The current Bat line up of Imaginext is great. It has Batman, Robin, Joker, Penguin, Riddler, Hawkeye, Flash, Aquaman, Green Lantern and other fine figures. Although I do hope that in the next years, before this line comes to a close, that a few new figures are added. I would like to see Batgirl or perhaps some of the younger gals from Young Justice like Artemis and Miss Martin would all make great additions. One of the only flaws of this entire series of Fisher-Price goodness is that it is overly masculine. These toys are marketed as boys toys and nearly every figure is male. Even Super Powers, G.I. Joe, and Masters of the Universe have at least a few token female characters like Wonder Woman, Scarlet, and Teela.I have yet to pick up the Catwoman or her stylized feline motorcycle to add chase to Batman and Robin on their motorcycles.

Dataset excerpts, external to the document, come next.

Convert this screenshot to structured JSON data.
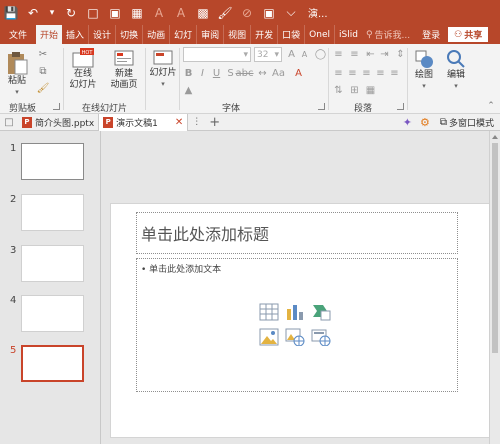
{
  "titlebar": {
    "title": "演..."
  },
  "tabs": [
    {
      "label": "文件"
    },
    {
      "label": "开始",
      "active": true
    },
    {
      "label": "插入"
    },
    {
      "label": "设计"
    },
    {
      "label": "切换"
    },
    {
      "label": "动画"
    },
    {
      "label": "幻灯"
    },
    {
      "label": "审阅"
    },
    {
      "label": "视图"
    },
    {
      "label": "开发"
    },
    {
      "label": "口袋"
    },
    {
      "label": "Onel"
    },
    {
      "label": "iSlid"
    }
  ],
  "tell_me": "告诉我...",
  "login": "登录",
  "share": "共享",
  "ribbon": {
    "paste": "粘贴",
    "online_slides": "在线\n幻灯片",
    "new_slide": "新建\n动画页",
    "slides": "幻灯片",
    "font_size": "32",
    "drawing": "绘图",
    "editing": "编辑",
    "groups": {
      "clipboard": "剪贴板",
      "online": "在线幻灯片",
      "font": "字体",
      "paragraph": "段落"
    }
  },
  "doc_tabs": [
    {
      "name": "简介头图.pptx",
      "active": false
    },
    {
      "name": "演示文稿1",
      "active": true
    }
  ],
  "multi_window": "多窗口模式",
  "slides": [
    {
      "num": "1"
    },
    {
      "num": "2"
    },
    {
      "num": "3"
    },
    {
      "num": "4"
    },
    {
      "num": "5",
      "current": true
    }
  ],
  "slide": {
    "title_placeholder": "单击此处添加标题",
    "body_placeholder": "• 单击此处添加文本"
  },
  "colors": {
    "accent": "#b7472a",
    "active_tab_text": "#b7472a",
    "current_thumb_border": "#c9442a"
  }
}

As my daughter uses these plastic people as an action heavy dollhouse—hopefully complete with large portions of Gotham City—I want her to be able to find herself easily in these figures. So far, my personal collection includes a few Batmen, Joker, Robin, and a few male pilots. I need Catwoman. I need the Harley Quinn and Wonder Woman that I’ve seen on-line but have not spotted in a store, consignment shop, or yard sale yet. Admittedly, I need to pick up the three femmes offered by Fisher-Price but I also hope that these aren’t the only women that will be added to the line.  Whether I pick these up at toy stores or continue picking them up dusty in the next few years I hope that my daughter will have plenty of plastic people to reflect herself in.

Outside of the official Fisher-Price Imaginext lines, I am also exploring some of the Playskool offerings. Particularly the Marvel based super hero line up has great feet. Great feet? Yup, because the Imaginext gimmick involves standing the characters in foot positions to make activity set play features come alive. Spider-Man and Green Goblin both feet that will operate the Imaginext play features. Playskool’s Marvel Spider-Man adventure playset may not be as refined as Gotham city but it has great figures ready to jump onto a motorcycle. The super hero line up includes Marvel favorites like a friendly looking Hulk, Iron Man, Wolverine, Rhino, and Silver Sufer which is a fun lineup but still an all boys club. Marvel has more than just the boys heroes in their comics and I hope they eventually also add more women to their line up. Since my back issue boxes have more than male heroes from Marvel, I need a way to introduce my daughter to this world as well.

Clearly, Young Justice won’t be in print by the time my daughter starts to read, but it will still be in my box issue bin and DVD rack. I want it to be something my daughter grows to know.

Of course, any chance I can have to enjoy playing with my daughter will be great and plentiful.